Communities deserve robust public health protections from ongoing, serious pollution spikes

Contacts

Erin Fitzgerald, efitzgerald@earthjustice.org

Today, the Environmental Protection Agency (EPA) announced it is withdrawing a dangerous Trump-era policy that encouraged states to undermine badly needed protections against air pollution. Under Trump, EPA issued a memorandum expressly allowing states to poke loopholes into their plans for implementing national ambient air quality standards. One kind of loophole allows refineries, chemical plants, and other major pollutants to avoid compliance with emission control requirements whenever they start up, shut down, or malfunction (SSM). Another allows sources to avoid paying penalties even if they are caught emitting unlawful amounts of pollution by proffering “affirmative defenses.”

SSM  exemptions  and affirmative defenses allow polluters to avoid compliance with emission standards, stop reporting their pollution, and avoid fines for the excess pollution they emit into neighboring communities. A federal appeals court found such loopholes to be flatly unlawful in 2008 and 2014 decision rulings, and in 2015 the Obama-Biden administration directed dozens of states to close them. But the Trump administration reversed much of this progress through administrative actions. These loopholes allow polluters to release ozone-forming chemicals, soot (PM2.5), and other pollutants typically regulated by national ambient standards. For workers and families near the facilities that use the loophole, the cumulative impacts are serious, increasing the risk of various cancers, asthma, and other respiratory ailments, heart attack, and even early death.

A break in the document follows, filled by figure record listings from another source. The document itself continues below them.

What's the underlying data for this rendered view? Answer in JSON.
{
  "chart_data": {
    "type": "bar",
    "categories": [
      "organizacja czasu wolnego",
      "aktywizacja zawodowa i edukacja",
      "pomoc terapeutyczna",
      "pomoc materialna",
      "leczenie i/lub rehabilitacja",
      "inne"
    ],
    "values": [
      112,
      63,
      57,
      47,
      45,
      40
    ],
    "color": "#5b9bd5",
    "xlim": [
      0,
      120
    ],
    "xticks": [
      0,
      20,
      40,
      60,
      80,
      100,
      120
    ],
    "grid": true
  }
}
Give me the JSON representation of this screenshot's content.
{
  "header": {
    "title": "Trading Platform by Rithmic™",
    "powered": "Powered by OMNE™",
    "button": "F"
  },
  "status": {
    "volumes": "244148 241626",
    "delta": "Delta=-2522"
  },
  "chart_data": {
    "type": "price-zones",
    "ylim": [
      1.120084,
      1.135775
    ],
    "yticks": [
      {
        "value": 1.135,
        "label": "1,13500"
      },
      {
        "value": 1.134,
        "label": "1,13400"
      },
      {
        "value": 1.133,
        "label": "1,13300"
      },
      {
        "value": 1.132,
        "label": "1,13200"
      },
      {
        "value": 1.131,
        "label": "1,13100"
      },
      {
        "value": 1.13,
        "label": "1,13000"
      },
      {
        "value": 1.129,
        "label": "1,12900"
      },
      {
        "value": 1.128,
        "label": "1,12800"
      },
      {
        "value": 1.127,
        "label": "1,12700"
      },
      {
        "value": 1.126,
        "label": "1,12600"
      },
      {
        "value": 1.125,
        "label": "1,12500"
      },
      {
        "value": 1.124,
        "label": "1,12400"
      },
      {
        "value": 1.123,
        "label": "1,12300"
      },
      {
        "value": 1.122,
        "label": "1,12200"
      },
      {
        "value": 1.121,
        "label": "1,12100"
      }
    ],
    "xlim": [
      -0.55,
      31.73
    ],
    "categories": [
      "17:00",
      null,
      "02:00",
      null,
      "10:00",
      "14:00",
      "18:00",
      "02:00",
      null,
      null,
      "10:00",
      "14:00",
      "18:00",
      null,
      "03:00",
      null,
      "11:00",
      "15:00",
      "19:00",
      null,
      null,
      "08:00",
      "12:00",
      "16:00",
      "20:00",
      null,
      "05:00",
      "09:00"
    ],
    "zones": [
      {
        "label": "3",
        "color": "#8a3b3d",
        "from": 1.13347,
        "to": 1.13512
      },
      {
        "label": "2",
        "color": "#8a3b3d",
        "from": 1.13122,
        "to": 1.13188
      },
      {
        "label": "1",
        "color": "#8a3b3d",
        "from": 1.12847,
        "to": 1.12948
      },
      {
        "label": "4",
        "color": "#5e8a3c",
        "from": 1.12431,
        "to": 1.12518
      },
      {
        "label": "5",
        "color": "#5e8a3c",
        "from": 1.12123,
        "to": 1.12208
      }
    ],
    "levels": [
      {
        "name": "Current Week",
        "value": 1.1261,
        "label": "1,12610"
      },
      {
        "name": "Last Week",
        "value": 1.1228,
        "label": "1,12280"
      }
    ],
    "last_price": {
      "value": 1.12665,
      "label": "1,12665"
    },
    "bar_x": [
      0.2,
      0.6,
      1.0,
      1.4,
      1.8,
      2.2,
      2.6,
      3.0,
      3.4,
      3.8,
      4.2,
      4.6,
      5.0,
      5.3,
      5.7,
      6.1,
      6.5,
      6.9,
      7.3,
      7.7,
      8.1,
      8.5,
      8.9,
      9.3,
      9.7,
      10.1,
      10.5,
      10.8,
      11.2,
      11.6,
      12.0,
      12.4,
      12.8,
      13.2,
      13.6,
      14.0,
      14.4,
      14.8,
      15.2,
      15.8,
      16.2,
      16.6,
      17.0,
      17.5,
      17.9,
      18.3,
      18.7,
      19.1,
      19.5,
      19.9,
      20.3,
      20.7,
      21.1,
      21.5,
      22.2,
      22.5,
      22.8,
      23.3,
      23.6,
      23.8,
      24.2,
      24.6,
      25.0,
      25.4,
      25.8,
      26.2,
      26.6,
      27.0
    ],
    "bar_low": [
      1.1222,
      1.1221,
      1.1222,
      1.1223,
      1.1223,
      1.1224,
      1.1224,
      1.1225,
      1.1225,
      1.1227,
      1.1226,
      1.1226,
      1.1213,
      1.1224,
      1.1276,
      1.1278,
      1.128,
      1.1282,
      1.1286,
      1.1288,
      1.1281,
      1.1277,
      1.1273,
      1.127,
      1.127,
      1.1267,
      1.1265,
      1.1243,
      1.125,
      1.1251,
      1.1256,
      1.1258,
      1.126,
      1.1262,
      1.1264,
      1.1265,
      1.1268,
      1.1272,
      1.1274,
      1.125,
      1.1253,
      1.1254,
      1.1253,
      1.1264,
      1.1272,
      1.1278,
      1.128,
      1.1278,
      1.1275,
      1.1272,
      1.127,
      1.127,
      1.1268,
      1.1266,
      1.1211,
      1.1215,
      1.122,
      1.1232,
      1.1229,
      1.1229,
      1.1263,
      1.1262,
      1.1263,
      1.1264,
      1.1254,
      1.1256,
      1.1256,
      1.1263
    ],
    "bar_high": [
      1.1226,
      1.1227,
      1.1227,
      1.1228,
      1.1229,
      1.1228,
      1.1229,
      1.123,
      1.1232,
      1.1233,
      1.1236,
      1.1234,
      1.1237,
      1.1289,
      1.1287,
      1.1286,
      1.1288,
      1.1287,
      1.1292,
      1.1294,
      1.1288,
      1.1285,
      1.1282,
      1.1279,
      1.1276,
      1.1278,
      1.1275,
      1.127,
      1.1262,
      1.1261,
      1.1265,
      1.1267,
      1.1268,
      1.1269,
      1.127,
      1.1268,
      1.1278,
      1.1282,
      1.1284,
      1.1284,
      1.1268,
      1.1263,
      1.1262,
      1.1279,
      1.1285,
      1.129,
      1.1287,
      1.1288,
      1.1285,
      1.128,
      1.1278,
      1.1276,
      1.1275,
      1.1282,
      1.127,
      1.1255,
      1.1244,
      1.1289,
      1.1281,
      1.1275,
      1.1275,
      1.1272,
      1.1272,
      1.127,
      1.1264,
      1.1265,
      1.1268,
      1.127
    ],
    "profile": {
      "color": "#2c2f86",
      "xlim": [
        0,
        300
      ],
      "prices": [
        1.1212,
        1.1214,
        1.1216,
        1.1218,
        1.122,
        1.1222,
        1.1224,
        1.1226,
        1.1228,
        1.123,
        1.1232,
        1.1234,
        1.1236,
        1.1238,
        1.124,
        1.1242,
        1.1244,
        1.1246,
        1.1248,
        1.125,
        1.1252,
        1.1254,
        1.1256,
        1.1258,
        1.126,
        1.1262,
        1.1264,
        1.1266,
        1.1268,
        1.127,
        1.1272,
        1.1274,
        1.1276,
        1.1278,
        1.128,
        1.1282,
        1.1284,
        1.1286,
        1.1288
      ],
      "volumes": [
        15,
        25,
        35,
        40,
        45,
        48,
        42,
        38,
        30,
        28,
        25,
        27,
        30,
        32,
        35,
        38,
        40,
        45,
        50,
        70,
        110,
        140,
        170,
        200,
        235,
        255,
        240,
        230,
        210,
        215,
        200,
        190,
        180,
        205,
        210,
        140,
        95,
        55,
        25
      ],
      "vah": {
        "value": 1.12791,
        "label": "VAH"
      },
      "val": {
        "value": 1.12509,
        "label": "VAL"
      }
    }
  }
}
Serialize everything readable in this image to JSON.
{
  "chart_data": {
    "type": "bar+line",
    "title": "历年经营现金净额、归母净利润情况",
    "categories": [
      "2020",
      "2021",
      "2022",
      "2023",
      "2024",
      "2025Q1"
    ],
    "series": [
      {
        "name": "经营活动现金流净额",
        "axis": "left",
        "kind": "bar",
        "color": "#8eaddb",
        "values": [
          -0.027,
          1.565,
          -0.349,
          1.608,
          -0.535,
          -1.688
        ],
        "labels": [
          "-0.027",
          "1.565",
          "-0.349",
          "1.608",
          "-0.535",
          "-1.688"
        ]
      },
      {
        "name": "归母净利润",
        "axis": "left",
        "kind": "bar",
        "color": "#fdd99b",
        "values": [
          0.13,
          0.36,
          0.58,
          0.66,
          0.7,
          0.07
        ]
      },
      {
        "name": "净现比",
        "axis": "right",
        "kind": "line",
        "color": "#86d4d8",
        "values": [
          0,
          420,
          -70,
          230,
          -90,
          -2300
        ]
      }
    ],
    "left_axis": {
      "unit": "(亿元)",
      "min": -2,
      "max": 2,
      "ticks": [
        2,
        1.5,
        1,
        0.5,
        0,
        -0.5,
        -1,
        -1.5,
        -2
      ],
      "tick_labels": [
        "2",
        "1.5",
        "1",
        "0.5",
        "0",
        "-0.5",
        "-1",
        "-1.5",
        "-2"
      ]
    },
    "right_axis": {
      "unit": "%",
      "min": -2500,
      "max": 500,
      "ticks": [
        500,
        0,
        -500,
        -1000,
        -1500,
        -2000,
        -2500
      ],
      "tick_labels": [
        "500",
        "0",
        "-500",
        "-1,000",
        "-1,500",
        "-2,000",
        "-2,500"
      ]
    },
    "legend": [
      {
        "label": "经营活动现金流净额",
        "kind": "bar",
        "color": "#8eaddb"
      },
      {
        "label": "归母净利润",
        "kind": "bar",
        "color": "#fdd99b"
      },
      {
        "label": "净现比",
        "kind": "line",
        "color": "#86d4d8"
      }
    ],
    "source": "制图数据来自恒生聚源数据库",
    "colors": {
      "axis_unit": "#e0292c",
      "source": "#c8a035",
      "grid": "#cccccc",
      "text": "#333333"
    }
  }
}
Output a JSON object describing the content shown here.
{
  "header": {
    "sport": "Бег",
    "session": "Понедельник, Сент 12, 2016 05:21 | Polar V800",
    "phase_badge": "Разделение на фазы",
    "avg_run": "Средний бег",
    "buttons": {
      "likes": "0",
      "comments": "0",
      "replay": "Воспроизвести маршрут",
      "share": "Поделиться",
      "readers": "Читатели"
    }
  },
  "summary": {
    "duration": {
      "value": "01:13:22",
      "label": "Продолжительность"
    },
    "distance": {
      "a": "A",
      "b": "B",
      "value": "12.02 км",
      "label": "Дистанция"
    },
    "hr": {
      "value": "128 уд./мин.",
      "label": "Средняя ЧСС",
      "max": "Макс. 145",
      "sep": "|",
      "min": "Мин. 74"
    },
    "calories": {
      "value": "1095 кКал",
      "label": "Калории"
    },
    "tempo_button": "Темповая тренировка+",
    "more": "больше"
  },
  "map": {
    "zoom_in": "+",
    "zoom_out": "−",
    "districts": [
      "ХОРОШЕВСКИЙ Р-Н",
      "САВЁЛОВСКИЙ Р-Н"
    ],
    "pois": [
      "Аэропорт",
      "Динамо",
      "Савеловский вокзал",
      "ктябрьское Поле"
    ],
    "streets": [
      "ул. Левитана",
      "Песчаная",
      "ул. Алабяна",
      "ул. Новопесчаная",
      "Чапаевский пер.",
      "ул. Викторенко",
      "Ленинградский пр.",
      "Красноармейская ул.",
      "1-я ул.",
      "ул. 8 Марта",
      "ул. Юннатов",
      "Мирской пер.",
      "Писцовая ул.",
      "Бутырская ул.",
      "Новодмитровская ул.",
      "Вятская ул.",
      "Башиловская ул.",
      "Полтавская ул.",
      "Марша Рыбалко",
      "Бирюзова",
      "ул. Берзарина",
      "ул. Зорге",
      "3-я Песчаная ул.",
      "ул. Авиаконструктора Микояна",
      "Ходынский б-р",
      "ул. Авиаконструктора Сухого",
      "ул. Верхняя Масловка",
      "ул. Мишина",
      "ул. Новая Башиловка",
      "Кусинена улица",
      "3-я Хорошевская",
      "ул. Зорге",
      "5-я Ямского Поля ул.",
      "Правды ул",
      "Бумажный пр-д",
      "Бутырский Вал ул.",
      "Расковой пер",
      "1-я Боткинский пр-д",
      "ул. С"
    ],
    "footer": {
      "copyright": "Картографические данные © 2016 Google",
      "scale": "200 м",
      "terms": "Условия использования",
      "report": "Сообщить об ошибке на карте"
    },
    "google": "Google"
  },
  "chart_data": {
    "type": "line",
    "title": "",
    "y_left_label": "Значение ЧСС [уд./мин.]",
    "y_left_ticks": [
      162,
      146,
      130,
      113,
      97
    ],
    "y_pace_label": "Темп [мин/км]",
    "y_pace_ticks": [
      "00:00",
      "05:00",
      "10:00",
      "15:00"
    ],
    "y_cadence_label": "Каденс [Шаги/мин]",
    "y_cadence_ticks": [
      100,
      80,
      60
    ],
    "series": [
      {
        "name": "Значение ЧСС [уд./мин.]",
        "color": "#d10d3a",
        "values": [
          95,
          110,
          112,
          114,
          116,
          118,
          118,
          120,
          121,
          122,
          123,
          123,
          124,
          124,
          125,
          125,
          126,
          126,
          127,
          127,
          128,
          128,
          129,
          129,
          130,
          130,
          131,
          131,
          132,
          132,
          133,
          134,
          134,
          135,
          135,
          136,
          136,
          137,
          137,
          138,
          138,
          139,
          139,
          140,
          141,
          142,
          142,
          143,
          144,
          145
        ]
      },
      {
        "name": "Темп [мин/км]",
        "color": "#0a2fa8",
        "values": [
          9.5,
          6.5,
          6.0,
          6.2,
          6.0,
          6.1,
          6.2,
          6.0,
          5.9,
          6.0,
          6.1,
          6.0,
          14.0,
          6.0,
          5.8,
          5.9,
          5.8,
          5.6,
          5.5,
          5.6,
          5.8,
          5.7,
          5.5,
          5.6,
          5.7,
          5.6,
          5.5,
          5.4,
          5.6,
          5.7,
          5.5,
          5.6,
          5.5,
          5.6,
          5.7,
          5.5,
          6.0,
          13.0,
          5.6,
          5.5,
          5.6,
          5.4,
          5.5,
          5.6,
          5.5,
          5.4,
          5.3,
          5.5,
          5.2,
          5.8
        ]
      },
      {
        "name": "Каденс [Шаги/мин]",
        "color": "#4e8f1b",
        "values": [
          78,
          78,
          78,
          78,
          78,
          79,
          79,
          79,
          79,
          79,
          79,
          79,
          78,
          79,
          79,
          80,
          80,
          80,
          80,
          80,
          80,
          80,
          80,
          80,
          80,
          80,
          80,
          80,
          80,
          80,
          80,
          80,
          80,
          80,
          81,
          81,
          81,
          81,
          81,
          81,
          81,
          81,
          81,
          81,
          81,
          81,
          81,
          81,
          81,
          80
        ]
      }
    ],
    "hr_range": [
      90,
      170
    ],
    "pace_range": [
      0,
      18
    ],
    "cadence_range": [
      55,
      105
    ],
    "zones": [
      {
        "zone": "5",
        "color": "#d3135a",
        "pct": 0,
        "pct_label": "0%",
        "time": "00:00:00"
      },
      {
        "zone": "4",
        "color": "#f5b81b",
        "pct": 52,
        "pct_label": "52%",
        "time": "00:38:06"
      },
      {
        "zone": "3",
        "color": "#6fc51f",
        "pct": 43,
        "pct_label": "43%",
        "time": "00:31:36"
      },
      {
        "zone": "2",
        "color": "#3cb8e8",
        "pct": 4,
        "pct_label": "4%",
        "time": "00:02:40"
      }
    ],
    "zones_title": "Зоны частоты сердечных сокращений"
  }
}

The following statement is from Terry McGuire, Senior Legislative Representative for Healthy Communities at Earthjustice: 

“This is a relief and now we look to EPA to promptly commit to fix the same problem in its air toxics rules that especially harm fenceline communities facing cumulative impacts — including by ending the dangerous version of the SSM loopholes that give industry free passes to pollute through flares and valves, and that allow refineries and petrochemical plants to evade the emission standards during malfunctions labeled as ‘force majeure events’ like the serious releases during this year’s hurricane and winter storms.

“We also urge EPA to quickly follow up by closing these loopholes where they already exist in state plans to implement national ambient air quality standards.”